だって 父は 対面で話すことが苦手なだけでなくて、
会話で使う言葉そのものの知識も少ない人だということが だんだんわかってきたから。
私としても、恨みがましい母の睨みつけ攻撃と
ひたすら押し黙った父からの圧力にさらされる面会時間を避けるために、
「状況改善のための研究」を頑張ったのだ。
両親との会話を何とか成立させようと考えて、寄宿学校で 自分から希望して 何年も、特別支援を受け続けたくらいに。だからこそ 自分の負担も考えて、両親の面会時間も絞り込んでもらったんだが。
今でも 私は 人と対話することは苦手だよ。
あの両親のもとで暮らした、人生最初の6年間は 多大な損害を私に及ぼしたと思っている。
たとえ保育所やキンダーガーデンで、健聴者と過ごす時間を保障してもらったとしてもね。
でも 子供は 生みの親を選べない。
だから 親子のミスマッチ被害を小さくするための、教育的援助プログラムが研究され続けているわけだし、私も両親もその恩恵を受けている。
父もまた 息子との交流を続けるために、特別支援を受けていたことは、君が生まれてから聞いたよ。
実際 寄宿学校に入ってからも 親子の縁が途切れず、
最終的には 両親と なんとかコミュニケーションができるようになったのは
「コミュニケーション障害を持つ親とその子の為の、継続的な教育援助プログラム」を受けることができたからだ。
君が生まれてきたとき、僕としては 私の存在を 君が苦痛に思わないでくれるようにと心から祈った。最低でも それだけは守ろうと思った。
だから 君といるときは できるだけ良い雰囲気で、挨拶だけはしっかりしようと頑張った。
あとは 君がある程度 言語理解ができるようになってから、しっかりと話せる父親であろうと努力を続けるのみだ。」
「そんなことを考えていたんだ。」
「ああ」
「夕ご飯 できたわよ。
はやく お風呂から出てきなさい。」
風呂の外から母が呼びかけてきた。
「「はーい。 今行く」」僕たちは あわてて 風呂を出た。
(補注)
※ 本文中でとりあげている「手話記号」というのは、今の日本には存在しません
(口話指導などで使われていたキュードなどとも異なります)
※ 「口話」というのは、話し手の唇の動きを読み取って、相手の話(発語)を理解するとともに、
幼少時からの特別な訓練の結果、自分の発声器官(唇・舌など)の動きとして発語を身に着けて
音声言語を話す、聴覚障害者の会話方法です。
ただ 聴覚障害者には自分の声が聞こえておらず、あくまでも口腔の運動として発話しています。

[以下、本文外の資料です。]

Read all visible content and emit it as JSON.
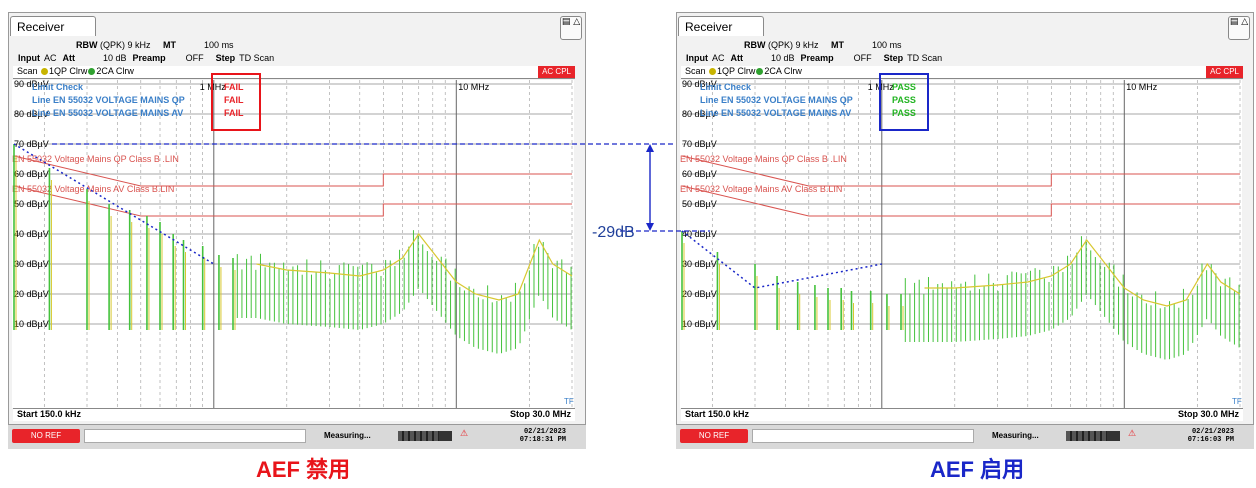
{
  "panels": [
    {
      "id": "left",
      "tab_label": "Receiver",
      "rbw_label": "RBW",
      "rbw_value": "(QPK) 9 kHz",
      "mt_label": "MT",
      "mt_value": "100 ms",
      "input_label": "Input",
      "input_value": "AC",
      "att_label": "Att",
      "att_value": "10 dB",
      "preamp_label": "Preamp",
      "preamp_value": "OFF",
      "step_label": "Step",
      "step_value": "TD Scan",
      "scan_label": "Scan",
      "trace1_label": "1QP Clrw",
      "trace2_label": "2CA Clrw",
      "acc_label": "AC CPL",
      "limit_check_title": "Limit Check",
      "limit_check_rows": [
        "Line EN 55032 VOLTAGE MAINS QP",
        "Line EN 55032 VOLTAGE MAINS AV"
      ],
      "limit_results": [
        "FAIL",
        "FAIL",
        "FAIL"
      ],
      "result_color": "#e8242a",
      "highlight_color": "#e8141a",
      "freq_1mhz": "1 MHz",
      "freq_10mhz": "10 MHz",
      "limit_qp_label": "EN 55032 Voltage Mains QP Class B .LIN",
      "limit_av_label": "EN 55032 Voltage Mains AV Class B.LIN",
      "start_label": "Start 150.0 kHz",
      "stop_label": "Stop 30.0 MHz",
      "tf_label": "TF",
      "noref_label": "NO REF",
      "measuring_label": "Measuring...",
      "progress": 0.75,
      "date": "02/21/2023",
      "time": "07:18:31 PM"
    },
    {
      "id": "right",
      "tab_label": "Receiver",
      "rbw_label": "RBW",
      "rbw_value": "(QPK) 9 kHz",
      "mt_label": "MT",
      "mt_value": "100 ms",
      "input_label": "Input",
      "input_value": "AC",
      "att_label": "Att",
      "att_value": "10 dB",
      "preamp_label": "Preamp",
      "preamp_value": "OFF",
      "step_label": "Step",
      "step_value": "TD Scan",
      "scan_label": "Scan",
      "trace1_label": "1QP Clrw",
      "trace2_label": "2CA Clrw",
      "acc_label": "AC CPL",
      "limit_check_title": "Limit Check",
      "limit_check_rows": [
        "Line EN 55032 VOLTAGE MAINS QP",
        "Line EN 55032 VOLTAGE MAINS AV"
      ],
      "limit_results": [
        "PASS",
        "PASS",
        "PASS"
      ],
      "result_color": "#22b422",
      "highlight_color": "#1a27c8",
      "freq_1mhz": "1 MHz",
      "freq_10mhz": "10 MHz",
      "limit_qp_label": "EN 55032 Voltage Mains QP Class B .LIN",
      "limit_av_label": "EN 55032 Voltage Mains AV Class B.LIN",
      "start_label": "Start 150.0 kHz",
      "stop_label": "Stop 30.0 MHz",
      "tf_label": "TF",
      "noref_label": "NO REF",
      "measuring_label": "Measuring...",
      "progress": 0.75,
      "date": "02/21/2023",
      "time": "07:16:03 PM"
    }
  ],
  "captions": {
    "left": "AEF 禁用",
    "right": "AEF 启用"
  },
  "delta_label": "-29dB",
  "chart_data": {
    "type": "line",
    "x_scale": "log",
    "xlim": [
      0.15,
      30
    ],
    "ylim": [
      0,
      100
    ],
    "y_unit": "dBµV",
    "y_ticks": [
      10,
      20,
      30,
      40,
      50,
      60,
      70,
      80,
      90
    ],
    "y_tick_labels": [
      "10 dBµV",
      "20 dBµV",
      "30 dBµV",
      "40 dBµV",
      "50 dBµV",
      "60 dBµV",
      "70 dBµV",
      "80 dBµV",
      "90 dBµV"
    ],
    "limits": [
      {
        "name": "EN 55032 Voltage Mains QP Class B .LIN",
        "points": [
          [
            0.15,
            66
          ],
          [
            0.5,
            56
          ],
          [
            5,
            56
          ],
          [
            5,
            60
          ],
          [
            30,
            60
          ]
        ]
      },
      {
        "name": "EN 55032 Voltage Mains AV Class B.LIN",
        "points": [
          [
            0.15,
            56
          ],
          [
            0.5,
            46
          ],
          [
            5,
            46
          ],
          [
            5,
            50
          ],
          [
            30,
            50
          ]
        ]
      }
    ],
    "peak_level_left_dbuv": 70,
    "peak_level_right_dbuv": 41,
    "panels": [
      {
        "id": "left",
        "harmonics": [
          [
            0.15,
            70
          ],
          [
            0.21,
            62
          ],
          [
            0.3,
            55
          ],
          [
            0.37,
            50
          ],
          [
            0.45,
            48
          ],
          [
            0.53,
            46
          ],
          [
            0.6,
            44
          ],
          [
            0.68,
            40
          ],
          [
            0.75,
            38
          ],
          [
            0.9,
            36
          ],
          [
            1.05,
            33
          ],
          [
            1.2,
            32
          ]
        ],
        "envelope": [
          [
            1.5,
            30
          ],
          [
            2,
            28
          ],
          [
            3,
            27
          ],
          [
            4,
            26
          ],
          [
            5,
            28
          ],
          [
            6,
            32
          ],
          [
            7,
            40
          ],
          [
            8,
            34
          ],
          [
            10,
            24
          ],
          [
            12,
            20
          ],
          [
            15,
            18
          ],
          [
            18,
            20
          ],
          [
            22,
            38
          ],
          [
            25,
            30
          ],
          [
            30,
            26
          ]
        ],
        "peak_trend": [
          [
            0.15,
            70
          ],
          [
            1.0,
            30
          ]
        ]
      },
      {
        "id": "right",
        "harmonics": [
          [
            0.15,
            41
          ],
          [
            0.21,
            34
          ],
          [
            0.3,
            30
          ],
          [
            0.37,
            26
          ],
          [
            0.45,
            24
          ],
          [
            0.53,
            23
          ],
          [
            0.6,
            22
          ],
          [
            0.68,
            22
          ],
          [
            0.75,
            21
          ],
          [
            0.9,
            21
          ],
          [
            1.05,
            20
          ],
          [
            1.2,
            20
          ]
        ],
        "envelope": [
          [
            1.5,
            22
          ],
          [
            2,
            22
          ],
          [
            3,
            23
          ],
          [
            4,
            24
          ],
          [
            5,
            26
          ],
          [
            6,
            30
          ],
          [
            7,
            38
          ],
          [
            8,
            32
          ],
          [
            10,
            22
          ],
          [
            12,
            18
          ],
          [
            15,
            16
          ],
          [
            18,
            18
          ],
          [
            22,
            30
          ],
          [
            25,
            24
          ],
          [
            30,
            20
          ]
        ],
        "peak_trend": [
          [
            0.15,
            41
          ],
          [
            0.3,
            22
          ],
          [
            1.0,
            30
          ]
        ]
      }
    ]
  }
}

話すときの音量の調整も、発話に伴う息の強さを、口の前に置いた紙の動きや、口の前にかざした掌に当たる息の感触として確かめながら 音量調節を覚えるのです。
なので 幼児期の訓練は かなり厳しいものとなります。
読唇は、英語など唇・口の形がはっきりとした音声言語に比べ、
日本語のようにあまり口を動かさない・唇を変化させない音声言語では、かなりむつかしくなります。

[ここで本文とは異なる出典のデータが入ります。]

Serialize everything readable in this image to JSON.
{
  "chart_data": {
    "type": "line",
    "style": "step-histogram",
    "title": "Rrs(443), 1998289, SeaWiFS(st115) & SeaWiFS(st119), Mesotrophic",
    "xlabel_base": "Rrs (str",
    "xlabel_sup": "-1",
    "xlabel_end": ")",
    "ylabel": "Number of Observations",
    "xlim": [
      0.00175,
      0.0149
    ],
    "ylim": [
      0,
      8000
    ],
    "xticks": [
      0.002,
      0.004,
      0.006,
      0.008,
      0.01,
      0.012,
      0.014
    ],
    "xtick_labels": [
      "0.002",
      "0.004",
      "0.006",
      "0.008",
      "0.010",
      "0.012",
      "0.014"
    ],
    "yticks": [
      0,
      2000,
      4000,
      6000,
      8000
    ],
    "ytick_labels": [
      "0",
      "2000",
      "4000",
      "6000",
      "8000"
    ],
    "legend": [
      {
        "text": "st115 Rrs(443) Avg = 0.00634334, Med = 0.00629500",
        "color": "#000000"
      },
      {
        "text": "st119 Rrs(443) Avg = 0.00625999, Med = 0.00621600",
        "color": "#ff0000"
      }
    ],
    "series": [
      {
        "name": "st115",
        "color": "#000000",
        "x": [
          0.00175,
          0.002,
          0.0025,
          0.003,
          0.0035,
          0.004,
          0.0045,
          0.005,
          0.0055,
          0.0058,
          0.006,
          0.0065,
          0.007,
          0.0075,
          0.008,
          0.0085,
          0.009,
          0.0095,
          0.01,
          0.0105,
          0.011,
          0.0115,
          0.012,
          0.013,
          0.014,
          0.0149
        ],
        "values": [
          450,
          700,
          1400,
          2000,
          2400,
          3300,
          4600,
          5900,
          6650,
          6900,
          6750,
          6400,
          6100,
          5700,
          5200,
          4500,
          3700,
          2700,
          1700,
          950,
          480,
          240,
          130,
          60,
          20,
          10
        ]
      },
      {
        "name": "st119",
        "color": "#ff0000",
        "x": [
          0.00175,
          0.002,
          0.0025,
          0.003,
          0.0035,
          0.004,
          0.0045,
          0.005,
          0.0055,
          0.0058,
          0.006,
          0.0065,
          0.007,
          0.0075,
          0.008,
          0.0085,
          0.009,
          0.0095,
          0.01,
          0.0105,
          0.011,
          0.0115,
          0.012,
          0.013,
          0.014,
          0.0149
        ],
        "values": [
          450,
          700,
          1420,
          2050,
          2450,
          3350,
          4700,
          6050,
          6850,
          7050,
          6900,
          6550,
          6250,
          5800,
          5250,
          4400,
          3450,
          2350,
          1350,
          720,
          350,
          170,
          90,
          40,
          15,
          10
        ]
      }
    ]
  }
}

また 会話の間中、相手の顔に注目し続けなければならない為 目の負担が大きく
さらに 1対1の対話ならともかく、
複数の者が集まる雑談では、話し手がどんどん変わるため
その都度 発言者の方に向き直って唇を読み取るという作業が必要になるため、
聴覚障害者にとっては 参加しにくいものとなります。
※ トーキングエイド:キーボード入力により音声を発する端末
現代日本におけるトーキングエイドについては↓
https://www.p-supply.co.jp/topics/index.php?act=detail&id=491
現在販売されている、非課税・福祉機器としてのトーキングエイドの実物写真は↓
https://www.talkingaid.net/products/ta-plus
現場では 聴覚障碍者よりも、肢体不自由児や脳卒中の後遺障害を負った失語症等の人々のツールとして 使用されているように感じる。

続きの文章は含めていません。